Valor Econômico, Brasil, p. A5
Autor: CHIARETTI, Daniela
13 de mai de 2019

Sistema alerta e identifica desmatadores em tempo real
Novo instrumento aponta áreas e responsáveis por desmatamento

Daniela Chiaretti

O auditório de 120 pessoas interessadas em Amazônia quebra o silêncio quando a tela mostra a dinâmica do desmatamento no entorno da bacia do Xingu em 1985, em 2000 e em 2017. A intensidade do espanto cresce enquanto o vermelho invade o verde no mapa de perda de cobertura vegetal na região de Sinop, na transição mato-grossense entre Amazônia e Cerrado. O movimento de derrubada de vegetação natural foi mostrado pelo engenheiro florestal Tasso Azevedo a uma plateia de pesquisadores e empresários brasileiros e americanos reunidos na Universidade de Harvard na semana passada. Há uma boa notícia: se o governo brasileiro quiser, a partir do início de junho poderá punir desmatadores em tempo recorde.
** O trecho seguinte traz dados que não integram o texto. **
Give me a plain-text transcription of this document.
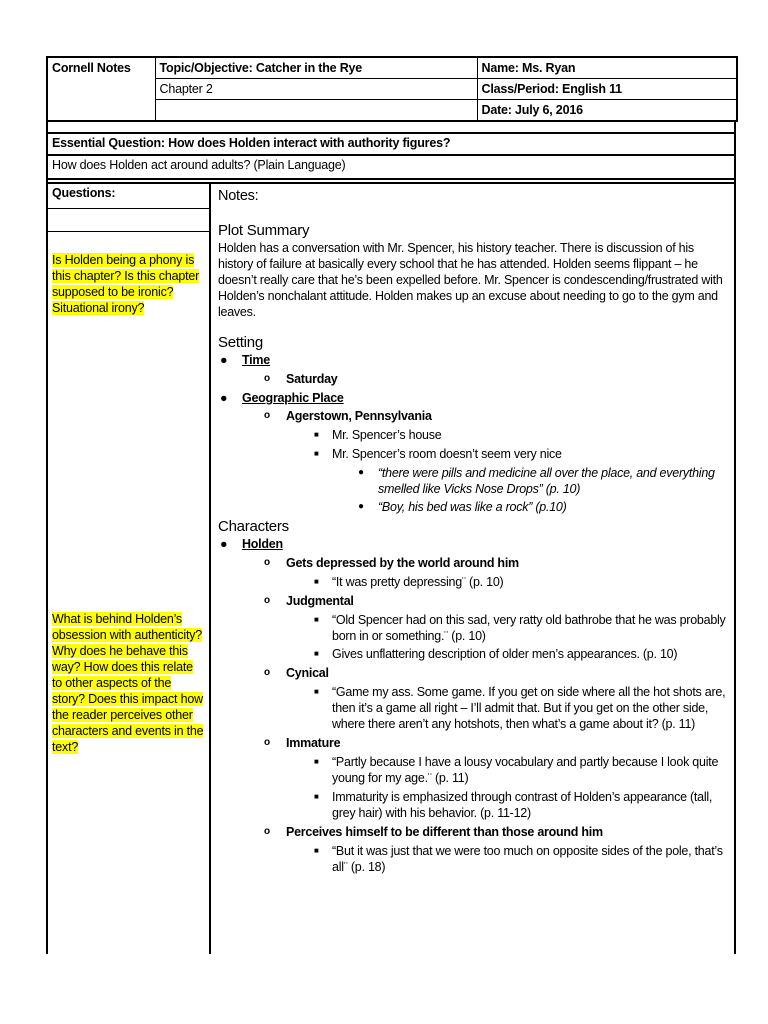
Cornell Notes	Topic/Objective: Catcher in the Rye	Name: Ms. Ryan
	Chapter 2	Class/Period: English 11
		Date: July 6, 2016
Essential Question: How does Holden interact with authority figures?
How does Holden act around adults? (Plain Language)
Questions:
Is Holden being a phony is this chapter? Is this chapter supposed to be ironic? Situational irony?
What is behind Holden’s obsession with authenticity? Why does he behave this way? How does this relate to other aspects of the story? Does this impact how the reader perceives other characters and events in the text?
Notes:
Plot Summary
Holden has a conversation with Mr. Spencer, his history teacher. There is discussion of his history of failure at basically every school that he has attended. Holden seems flippant – he doesn’t really care that he’s been expelled before. Mr. Spencer is condescending/frustrated with Holden’s nonchalant attitude. Holden makes up an excuse about needing to go to the gym and leaves.
Setting
● Time
o Saturday
● Geographic Place
o Agerstown, Pennsylvania
■ Mr. Spencer’s house
■ Mr. Spencer’s room doesn’t seem very nice
● “there were pills and medicine all over the place, and everything smelled like Vicks Nose Drops” (p. 10)
● “Boy, his bed was like a rock” (p.10)
Characters
● Holden
o Gets depressed by the world around him
■ “It was pretty depressing¨ (p. 10)
o Judgmental
■ “Old Spencer had on this sad, very ratty old bathrobe that he was probably born in or something.¨ (p. 10)
■ Gives unflattering description of older men’s appearances. (p. 10)
o Cynical
■ “Game my ass. Some game. If you get on side where all the hot shots are, then it’s a game all right – I’ll admit that. But if you get on the other side, where there aren’t any hotshots, then what’s a game about it? (p. 11)
o Immature
■ “Partly because I have a lousy vocabulary and partly because I look quite young for my age.¨ (p. 11)
■ Immaturity is emphasized through contrast of Holden’s appearance (tall, grey hair) with his behavior. (p. 11-12)
o Perceives himself to be different than those around him
■ “But it was just that we were too much on opposite sides of the pole, that’s all¨ (p. 18)
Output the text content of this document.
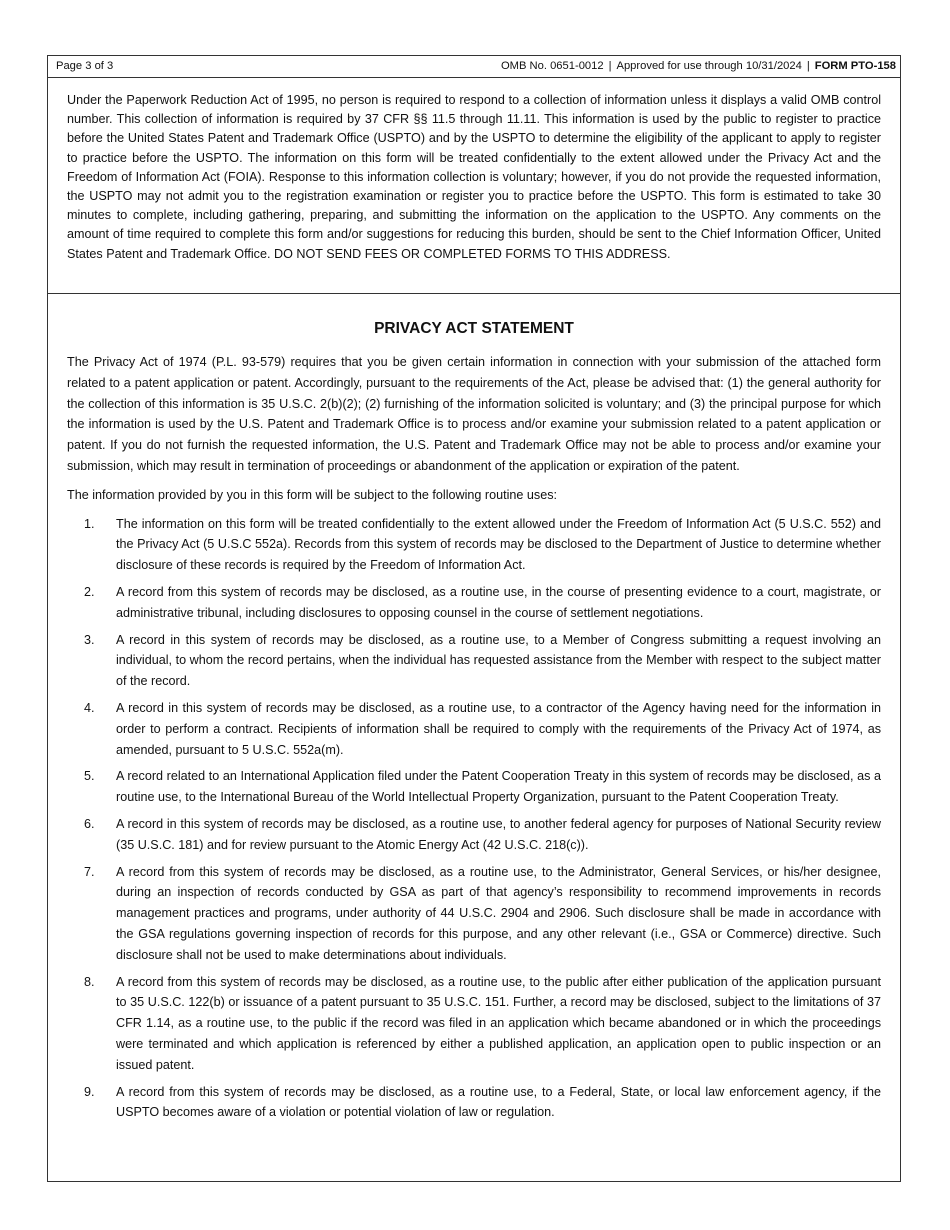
Page 3 of 3	OMB No. 0651-0012 | Approved for use through 10/31/2024 | FORM PTO-158
Under the Paperwork Reduction Act of 1995, no person is required to respond to a collection of information unless it displays a valid OMB control number. This collection of information is required by 37 CFR §§ 11.5 through 11.11. This information is used by the public to register to practice before the United States Patent and Trademark Office (USPTO) and by the USPTO to determine the eligibility of the applicant to apply to register to practice before the USPTO. The information on this form will be treated confidentially to the extent allowed under the Privacy Act and the Freedom of Information Act (FOIA). Response to this information collection is voluntary; however, if you do not provide the requested information, the USPTO may not admit you to the registration examination or register you to practice before the USPTO. This form is estimated to take 30 minutes to complete, including gathering, preparing, and submitting the information on the application to the USPTO. Any comments on the amount of time required to complete this form and/or suggestions for reducing this burden, should be sent to the Chief Information Officer, United States Patent and Trademark Office. DO NOT SEND FEES OR COMPLETED FORMS TO THIS ADDRESS.
PRIVACY ACT STATEMENT

The Privacy Act of 1974 (P.L. 93-579) requires that you be given certain information in connection with your submission of the attached form related to a patent application or patent. Accordingly, pursuant to the requirements of the Act, please be advised that: (1) the general authority for the collection of this information is 35 U.S.C. 2(b)(2); (2) furnishing of the information solicited is voluntary; and (3) the principal purpose for which the information is used by the U.S. Patent and Trademark Office is to process and/or examine your submission related to a patent application or patent. If you do not furnish the requested information, the U.S. Patent and Trademark Office may not be able to process and/or examine your submission, which may result in termination of proceedings or abandonment of the application or expiration of the patent.

The information provided by you in this form will be subject to the following routine uses:

1. The information on this form will be treated confidentially to the extent allowed under the Freedom of Information Act (5 U.S.C. 552) and the Privacy Act (5 U.S.C 552a). Records from this system of records may be disclosed to the Department of Justice to determine whether disclosure of these records is required by the Freedom of Information Act.
2. A record from this system of records may be disclosed, as a routine use, in the course of presenting evidence to a court, magistrate, or administrative tribunal, including disclosures to opposing counsel in the course of settlement negotiations.
3. A record in this system of records may be disclosed, as a routine use, to a Member of Congress submitting a request involving an individual, to whom the record pertains, when the individual has requested assistance from the Member with respect to the subject matter of the record.
4. A record in this system of records may be disclosed, as a routine use, to a contractor of the Agency having need for the information in order to perform a contract. Recipients of information shall be required to comply with the requirements of the Privacy Act of 1974, as amended, pursuant to 5 U.S.C. 552a(m).
5. A record related to an International Application filed under the Patent Cooperation Treaty in this system of records may be disclosed, as a routine use, to the International Bureau of the World Intellectual Property Organization, pursuant to the Patent Cooperation Treaty.
6. A record in this system of records may be disclosed, as a routine use, to another federal agency for purposes of National Security review (35 U.S.C. 181) and for review pursuant to the Atomic Energy Act (42 U.S.C. 218(c)).
7. A record from this system of records may be disclosed, as a routine use, to the Administrator, General Services, or his/her designee, during an inspection of records conducted by GSA as part of that agency’s responsibility to recommend improvements in records management practices and programs, under authority of 44 U.S.C. 2904 and 2906. Such disclosure shall be made in accordance with the GSA regulations governing inspection of records for this purpose, and any other relevant (i.e., GSA or Commerce) directive. Such disclosure shall not be used to make determinations about individuals.
8. A record from this system of records may be disclosed, as a routine use, to the public after either publication of the application pursuant to 35 U.S.C. 122(b) or issuance of a patent pursuant to 35 U.S.C. 151. Further, a record may be disclosed, subject to the limitations of 37 CFR 1.14, as a routine use, to the public if the record was filed in an application which became abandoned or in which the proceedings were terminated and which application is referenced by either a published application, an application open to public inspection or an issued patent.
9. A record from this system of records may be disclosed, as a routine use, to a Federal, State, or local law enforcement agency, if the USPTO becomes aware of a violation or potential violation of law or regulation.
Em menos de um mês será lançado um instrumento revolucionário, o MapBiomas Alerta, que consegue produzir em segundos relatórios para técnicos do Ibama, indicando áreas de desmatamento com a localização precisa, a data da ação e o CNPJ do proprietário. Comparando com imagens anteriores da região, a plataforma digital identifica se a área aberta é ilegal. "Fiscais não precisam gastar tempo para fazer laudos, que saem em tempo real. Podem concentrar esforços para agir", diz Azevedo, que coordena a iniciativa.
O MapBiomas Alerta foi pré-lançado durante o congresso "Amazônia and our Planetary Futures: a Conference on Climate Change" , organizado pela Universidade de Harvard na semana passada, com apoio do Instituto Arapyaú e do Instituto SocioAmbiental (ISA).
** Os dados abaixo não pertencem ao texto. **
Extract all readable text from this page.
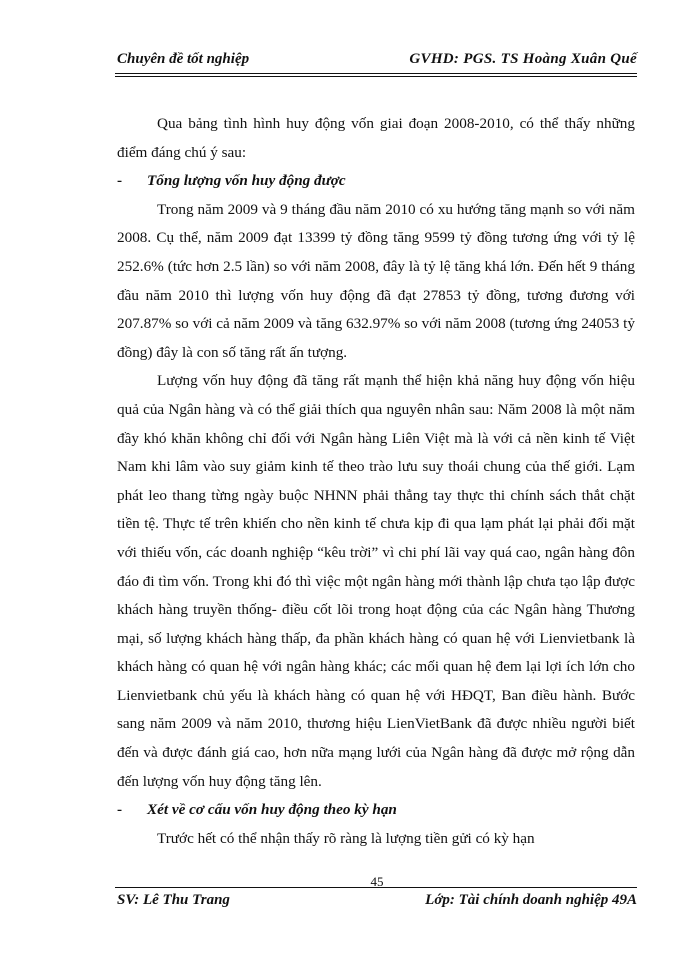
Chuyên đề tốt nghiệp	GVHD: PGS. TS Hoàng Xuân Quế

Qua bảng tình hình huy động vốn giai đoạn 2008-2010, có thể thấy những điểm đáng chú ý sau:

-	Tổng lượng vốn huy động được

Trong năm 2009 và 9 tháng đầu năm 2010 có xu hướng tăng mạnh so với năm 2008. Cụ thể, năm 2009 đạt 13399 tỷ đồng tăng 9599 tỷ đồng tương ứng với tỷ lệ 252.6% (tức hơn 2.5 lần) so với năm 2008, đây là tỷ lệ tăng khá lớn. Đến hết 9 tháng đầu năm 2010 thì lượng vốn huy động đã đạt 27853 tỷ đồng, tương đương với 207.87% so với cả năm 2009 và tăng 632.97% so với năm 2008 (tương ứng 24053 tỷ đồng) đây là con số tăng rất ấn tượng.

Lượng vốn huy động đã tăng rất mạnh thể hiện khả năng huy động vốn hiệu quả của Ngân hàng và có thể giải thích qua nguyên nhân sau: Năm 2008 là một năm đầy khó khăn không chỉ đối với Ngân hàng Liên Việt mà là với cả nền kinh tế Việt Nam khi lâm vào suy giảm kinh tế theo trào lưu suy thoái chung của thế giới. Lạm phát leo thang từng ngày buộc NHNN phải thẳng tay thực thi chính sách thắt chặt tiền tệ. Thực tế trên khiến cho nền kinh tế chưa kịp đi qua lạm phát lại phải đối mặt với thiếu vốn, các doanh nghiệp “kêu trời” vì chi phí lãi vay quá cao, ngân hàng đôn đáo đi tìm vốn. Trong khi đó thì việc một ngân hàng mới thành lập chưa tạo lập được khách hàng truyền thống- điều cốt lõi trong hoạt động của các Ngân hàng Thương mại, số lượng khách hàng thấp, đa phần khách hàng có quan hệ với Lienvietbank là khách hàng có quan hệ với ngân hàng khác; các mối quan hệ đem lại lợi ích lớn cho Lienvietbank chủ yếu là khách hàng có quan hệ với HĐQT, Ban điều hành. Bước sang năm 2009 và năm 2010, thương hiệu LienVietBank đã được nhiều người biết đến và được đánh giá cao, hơn nữa mạng lưới của Ngân hàng đã được mở rộng dẫn đến lượng vốn huy động tăng lên.

-	Xét về cơ cấu vốn huy động theo kỳ hạn

Trước hết có thể nhận thấy rõ ràng là lượng tiền gửi có kỳ hạn

45
SV: Lê Thu Trang	Lớp: Tài chính doanh nghiệp 49A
"Este é o 25o aniversário do David Rockefeller Center para Estudos de América Latina da Universidade de Harvard, e achamos que era o momento de fazer um seminário para discutir a Amazônia, o futuro e a mudança do clima", diz Brian Farrell, diretor do centro.
O evento foi aberto pelo biólogo Edward Wilson, 89 anos, um dos maiores especialistas em formigas do mundo e conhecido por cunhar o termo "biodiversidade", em publicação de 1988. Ícone das ciências naturais, Wilson lembrou os presentes da gigantesca diversidade biológica que existe em qualquer pedaço de Amazônia. "A região é talvez o maior centro de biodiversidade do mundo. E é crucial para o futuro do planeta e da humanidade."
Agir na mudança do clima, lembra Farrell, foi apontado como tema prioritário para 82% dos eleitores democratas nos EUA, segundo pesquisa da CNN. Foi a primeira vez que uma pesquisa nacional apontou o clima como maior preocupação dos democratas, superando temas de saúde (75%) ou medidas para controle rígido de armas (65%).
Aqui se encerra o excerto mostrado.